Jetzt dauerte es nicht mehr lange, bis auch Adeles letzter Akt am Burgtheater eingeläutet wurde. Als Schlenther der 35-Jährigen in Schnitzlers neuem Stück Vermächtnis die Rolle einer Mutter anbot, erklärte die Diva, bebend vor Zorn, ihre sofortige Kündigung.
Schlenther nahm – womit sie nicht gerechnet hatte – die Demission seiner beliebtesten Schauspielerin an.
Schwer geschockt, zog sich die Sandrock zunächst in die Beletage von Wien – wie sie ihre elegante Wohnung am Opernring nannte – zurück. Sie und ihre Schwester, die hier in gemeinsamem Haushalt lebten, konnten vom dritten Stock aus in den damals für die Öffentlichkeit noch nicht zugänglichen Burggarten blicken. Umsorgt von einem Zimmermädchen, logierten die beiden Damen inmitten ihrer mit wertvollen Möbeln, Vorhängen und Teppichen überladenen Wohnung, ganz wie es dem Zeitgeist entsprach.

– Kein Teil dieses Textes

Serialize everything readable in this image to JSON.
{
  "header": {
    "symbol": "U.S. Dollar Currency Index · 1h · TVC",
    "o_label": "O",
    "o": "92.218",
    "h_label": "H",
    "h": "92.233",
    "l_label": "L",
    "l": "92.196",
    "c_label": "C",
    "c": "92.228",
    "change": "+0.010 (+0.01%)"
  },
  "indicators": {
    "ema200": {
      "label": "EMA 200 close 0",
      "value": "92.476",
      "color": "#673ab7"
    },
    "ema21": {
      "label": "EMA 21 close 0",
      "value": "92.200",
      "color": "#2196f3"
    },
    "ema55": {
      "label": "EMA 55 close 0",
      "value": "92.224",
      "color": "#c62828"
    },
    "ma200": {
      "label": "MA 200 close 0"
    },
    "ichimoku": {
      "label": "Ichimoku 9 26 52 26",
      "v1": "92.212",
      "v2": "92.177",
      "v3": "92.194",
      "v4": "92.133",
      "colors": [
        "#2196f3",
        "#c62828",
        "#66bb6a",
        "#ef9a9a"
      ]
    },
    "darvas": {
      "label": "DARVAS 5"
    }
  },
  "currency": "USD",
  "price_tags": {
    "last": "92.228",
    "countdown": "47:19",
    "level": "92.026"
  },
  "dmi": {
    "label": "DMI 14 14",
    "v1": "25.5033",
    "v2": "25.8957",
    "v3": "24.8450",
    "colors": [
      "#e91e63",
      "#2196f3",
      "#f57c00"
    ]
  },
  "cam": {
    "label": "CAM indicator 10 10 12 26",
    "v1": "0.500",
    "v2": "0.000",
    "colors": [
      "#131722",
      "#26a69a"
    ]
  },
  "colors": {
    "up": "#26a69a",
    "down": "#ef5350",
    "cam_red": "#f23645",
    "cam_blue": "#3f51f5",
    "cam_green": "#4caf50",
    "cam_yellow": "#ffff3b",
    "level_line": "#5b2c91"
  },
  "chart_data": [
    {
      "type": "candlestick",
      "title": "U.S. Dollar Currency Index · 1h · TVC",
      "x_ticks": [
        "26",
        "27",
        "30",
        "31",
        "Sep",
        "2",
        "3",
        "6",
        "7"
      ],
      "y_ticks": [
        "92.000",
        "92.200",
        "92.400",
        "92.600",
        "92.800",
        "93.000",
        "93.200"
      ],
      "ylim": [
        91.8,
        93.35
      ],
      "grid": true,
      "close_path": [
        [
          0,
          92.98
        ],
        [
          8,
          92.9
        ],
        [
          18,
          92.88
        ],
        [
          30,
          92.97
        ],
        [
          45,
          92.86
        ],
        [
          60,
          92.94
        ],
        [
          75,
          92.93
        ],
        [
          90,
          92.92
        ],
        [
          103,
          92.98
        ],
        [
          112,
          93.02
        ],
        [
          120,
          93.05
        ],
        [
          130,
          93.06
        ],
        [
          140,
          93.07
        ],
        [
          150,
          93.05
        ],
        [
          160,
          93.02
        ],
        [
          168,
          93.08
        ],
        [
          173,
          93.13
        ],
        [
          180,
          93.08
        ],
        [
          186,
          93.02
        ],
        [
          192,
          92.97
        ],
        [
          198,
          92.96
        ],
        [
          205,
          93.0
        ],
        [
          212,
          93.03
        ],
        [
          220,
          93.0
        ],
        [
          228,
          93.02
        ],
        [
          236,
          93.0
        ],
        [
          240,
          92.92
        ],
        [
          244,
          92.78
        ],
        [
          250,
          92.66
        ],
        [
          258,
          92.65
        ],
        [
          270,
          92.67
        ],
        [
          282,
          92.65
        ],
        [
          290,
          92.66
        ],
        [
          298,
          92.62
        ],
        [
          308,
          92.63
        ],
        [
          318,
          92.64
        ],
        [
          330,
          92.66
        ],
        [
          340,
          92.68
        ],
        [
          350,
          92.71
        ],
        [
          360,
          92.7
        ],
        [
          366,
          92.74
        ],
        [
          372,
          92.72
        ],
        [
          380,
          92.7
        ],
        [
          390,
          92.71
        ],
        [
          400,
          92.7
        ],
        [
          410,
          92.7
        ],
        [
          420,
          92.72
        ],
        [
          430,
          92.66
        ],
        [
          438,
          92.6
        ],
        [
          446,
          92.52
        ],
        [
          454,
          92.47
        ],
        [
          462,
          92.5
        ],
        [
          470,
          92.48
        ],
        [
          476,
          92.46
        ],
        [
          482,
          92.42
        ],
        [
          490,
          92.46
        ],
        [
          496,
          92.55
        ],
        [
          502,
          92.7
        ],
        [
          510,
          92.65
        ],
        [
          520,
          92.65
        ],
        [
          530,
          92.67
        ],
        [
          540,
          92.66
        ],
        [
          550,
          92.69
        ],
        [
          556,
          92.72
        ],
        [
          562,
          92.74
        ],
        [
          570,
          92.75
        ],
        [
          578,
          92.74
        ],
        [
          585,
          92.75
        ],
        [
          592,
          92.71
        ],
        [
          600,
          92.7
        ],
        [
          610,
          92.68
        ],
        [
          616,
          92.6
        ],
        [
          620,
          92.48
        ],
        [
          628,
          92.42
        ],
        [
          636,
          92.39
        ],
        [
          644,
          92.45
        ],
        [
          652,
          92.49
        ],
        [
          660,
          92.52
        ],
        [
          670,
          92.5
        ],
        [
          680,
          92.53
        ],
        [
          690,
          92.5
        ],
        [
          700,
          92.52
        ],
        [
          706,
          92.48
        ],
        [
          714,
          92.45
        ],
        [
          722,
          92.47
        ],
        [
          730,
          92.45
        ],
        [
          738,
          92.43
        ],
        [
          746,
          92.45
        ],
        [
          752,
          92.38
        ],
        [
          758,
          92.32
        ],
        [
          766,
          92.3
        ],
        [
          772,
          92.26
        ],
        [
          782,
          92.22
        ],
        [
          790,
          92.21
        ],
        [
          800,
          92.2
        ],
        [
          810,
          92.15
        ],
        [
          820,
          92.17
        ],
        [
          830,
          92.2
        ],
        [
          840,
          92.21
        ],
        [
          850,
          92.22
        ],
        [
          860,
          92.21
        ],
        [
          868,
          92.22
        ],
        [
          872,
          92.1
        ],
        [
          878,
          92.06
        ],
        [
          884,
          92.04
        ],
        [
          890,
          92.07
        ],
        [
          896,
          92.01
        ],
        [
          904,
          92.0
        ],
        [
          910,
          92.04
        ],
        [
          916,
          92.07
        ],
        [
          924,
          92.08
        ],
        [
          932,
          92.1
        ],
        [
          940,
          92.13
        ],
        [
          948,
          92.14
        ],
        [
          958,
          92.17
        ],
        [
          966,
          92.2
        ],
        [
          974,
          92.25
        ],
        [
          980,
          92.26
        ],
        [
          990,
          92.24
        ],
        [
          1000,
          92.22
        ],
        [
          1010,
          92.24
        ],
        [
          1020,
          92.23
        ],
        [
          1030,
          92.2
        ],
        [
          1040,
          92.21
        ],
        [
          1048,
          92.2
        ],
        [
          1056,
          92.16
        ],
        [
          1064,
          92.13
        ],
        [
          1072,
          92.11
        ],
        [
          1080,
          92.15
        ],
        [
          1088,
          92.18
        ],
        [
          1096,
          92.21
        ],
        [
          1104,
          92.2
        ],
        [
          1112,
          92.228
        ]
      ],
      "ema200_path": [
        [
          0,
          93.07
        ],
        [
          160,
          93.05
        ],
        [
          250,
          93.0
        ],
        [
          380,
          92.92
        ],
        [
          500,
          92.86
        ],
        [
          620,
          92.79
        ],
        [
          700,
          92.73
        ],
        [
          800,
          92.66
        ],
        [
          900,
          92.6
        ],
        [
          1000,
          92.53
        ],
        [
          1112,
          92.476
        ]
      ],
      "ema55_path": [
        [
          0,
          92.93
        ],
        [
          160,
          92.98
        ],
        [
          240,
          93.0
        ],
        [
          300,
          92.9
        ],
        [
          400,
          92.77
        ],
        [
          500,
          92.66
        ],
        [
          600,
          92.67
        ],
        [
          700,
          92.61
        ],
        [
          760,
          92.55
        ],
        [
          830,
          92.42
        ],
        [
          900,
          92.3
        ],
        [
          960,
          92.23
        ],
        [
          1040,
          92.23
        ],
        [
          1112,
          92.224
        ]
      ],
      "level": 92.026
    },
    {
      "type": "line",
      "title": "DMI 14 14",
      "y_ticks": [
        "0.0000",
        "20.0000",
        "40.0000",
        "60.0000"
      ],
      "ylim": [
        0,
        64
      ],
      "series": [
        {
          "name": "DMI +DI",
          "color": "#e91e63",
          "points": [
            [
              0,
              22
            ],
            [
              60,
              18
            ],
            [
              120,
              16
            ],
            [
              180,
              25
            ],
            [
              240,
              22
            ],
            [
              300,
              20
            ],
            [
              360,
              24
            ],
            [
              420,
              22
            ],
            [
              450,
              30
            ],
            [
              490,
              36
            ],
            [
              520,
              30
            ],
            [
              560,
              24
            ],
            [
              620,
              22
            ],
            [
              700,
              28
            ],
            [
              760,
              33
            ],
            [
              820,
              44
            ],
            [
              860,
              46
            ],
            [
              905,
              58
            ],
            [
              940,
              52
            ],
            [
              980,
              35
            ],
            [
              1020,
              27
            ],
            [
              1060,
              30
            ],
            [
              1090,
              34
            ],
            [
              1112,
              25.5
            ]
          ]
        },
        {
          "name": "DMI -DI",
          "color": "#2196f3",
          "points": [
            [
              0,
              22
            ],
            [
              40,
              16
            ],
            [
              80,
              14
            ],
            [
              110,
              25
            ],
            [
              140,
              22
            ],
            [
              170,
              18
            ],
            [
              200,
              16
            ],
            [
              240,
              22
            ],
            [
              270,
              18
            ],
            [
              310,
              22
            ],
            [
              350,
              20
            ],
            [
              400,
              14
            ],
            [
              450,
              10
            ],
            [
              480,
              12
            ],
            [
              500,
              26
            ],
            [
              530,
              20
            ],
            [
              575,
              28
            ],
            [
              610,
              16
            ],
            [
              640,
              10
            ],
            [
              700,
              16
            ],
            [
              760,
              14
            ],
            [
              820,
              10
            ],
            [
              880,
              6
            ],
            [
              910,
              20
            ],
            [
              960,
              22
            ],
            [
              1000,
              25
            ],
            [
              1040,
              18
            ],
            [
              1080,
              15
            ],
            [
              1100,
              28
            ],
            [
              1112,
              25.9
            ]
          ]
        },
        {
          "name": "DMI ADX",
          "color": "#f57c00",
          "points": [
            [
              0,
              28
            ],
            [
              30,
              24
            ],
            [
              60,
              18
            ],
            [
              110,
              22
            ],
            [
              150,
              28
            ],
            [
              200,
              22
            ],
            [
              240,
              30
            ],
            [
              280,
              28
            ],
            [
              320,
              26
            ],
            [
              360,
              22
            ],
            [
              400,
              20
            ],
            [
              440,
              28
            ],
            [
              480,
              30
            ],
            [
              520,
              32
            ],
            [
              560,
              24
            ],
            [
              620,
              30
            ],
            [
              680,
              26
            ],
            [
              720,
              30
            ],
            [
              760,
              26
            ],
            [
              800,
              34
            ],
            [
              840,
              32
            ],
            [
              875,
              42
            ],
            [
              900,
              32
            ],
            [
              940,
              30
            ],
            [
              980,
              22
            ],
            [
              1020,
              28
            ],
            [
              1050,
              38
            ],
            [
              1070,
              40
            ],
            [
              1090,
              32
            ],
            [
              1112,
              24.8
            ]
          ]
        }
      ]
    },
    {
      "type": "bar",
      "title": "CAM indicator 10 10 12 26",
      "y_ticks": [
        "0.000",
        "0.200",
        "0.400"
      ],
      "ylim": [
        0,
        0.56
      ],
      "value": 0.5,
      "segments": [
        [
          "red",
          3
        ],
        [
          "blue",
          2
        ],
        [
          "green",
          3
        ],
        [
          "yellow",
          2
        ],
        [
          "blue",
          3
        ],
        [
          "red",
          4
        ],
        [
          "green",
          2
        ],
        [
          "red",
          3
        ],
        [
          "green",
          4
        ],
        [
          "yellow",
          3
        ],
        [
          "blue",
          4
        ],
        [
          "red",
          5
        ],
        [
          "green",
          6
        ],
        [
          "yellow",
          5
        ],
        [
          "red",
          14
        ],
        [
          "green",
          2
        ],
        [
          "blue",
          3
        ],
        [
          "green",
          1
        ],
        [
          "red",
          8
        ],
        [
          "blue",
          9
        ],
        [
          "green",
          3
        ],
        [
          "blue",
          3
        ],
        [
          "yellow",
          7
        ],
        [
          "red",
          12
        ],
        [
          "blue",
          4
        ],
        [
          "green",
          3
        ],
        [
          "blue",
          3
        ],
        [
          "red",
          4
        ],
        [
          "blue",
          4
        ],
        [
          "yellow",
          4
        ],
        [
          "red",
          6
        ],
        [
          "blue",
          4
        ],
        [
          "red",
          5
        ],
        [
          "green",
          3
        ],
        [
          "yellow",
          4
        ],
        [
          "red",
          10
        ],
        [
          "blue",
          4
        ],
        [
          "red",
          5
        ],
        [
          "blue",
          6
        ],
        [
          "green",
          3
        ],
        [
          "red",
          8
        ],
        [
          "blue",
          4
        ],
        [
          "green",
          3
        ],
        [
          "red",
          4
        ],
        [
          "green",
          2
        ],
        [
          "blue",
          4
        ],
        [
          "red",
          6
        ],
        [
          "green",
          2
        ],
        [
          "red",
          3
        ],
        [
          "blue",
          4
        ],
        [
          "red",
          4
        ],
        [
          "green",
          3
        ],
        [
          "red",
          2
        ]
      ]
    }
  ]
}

Doch ohne ihre Burgtheatergage war Adele Sandrock nicht mehr in der Lage, diesen Lebensstil aufrecht zu halten. Sie ging jetzt auf Tourneen, trat am Deutschen Volkstheater auf, wurde von Max Reinhardt nach Berlin geholt. Aber die Karriere war ins Stocken geraten, die Schauspielerin konnte an die einstigen Erfolge nicht anschließen. Ihre späteren Versuche ans Burgtheater zurückzukehren, schlugen fehl, die Sandrock geriet in Vergessenheit, lebte zeitweise sogar in Armut. Der einstige Liebling der Wiener musste in eine kleine, in der Ölzeltgasse 1 hinter dem Stadtpark gelegene Wohnung ziehen.
Das Comeback gelang erst ein Vierteljahrhundert nach dem Eklat, jetzt als komische Alte in den Unterhaltungsfilmen der zwanziger und dreißiger Jahre. Doch auch da dachte die Sandrock immer noch voll Sehnsucht an ihre große Zeit zurück, in der sie als Maria Stuart, als Lady Macbeth und als Cleopatra umjubelt worden war.
Dramatisch wie alles in ihrem Leben war auch der Abschied gewesen. Als Medea hatte sie am 18. Oktober 1898 auf der Bühne des Burgtheaters ihre letzten Worte gesprochen: »Ich geh und niemals sieht dein Aug mich wieder!«
Der Vorhang fiel und Adele Sandrock brach weinend zusammen.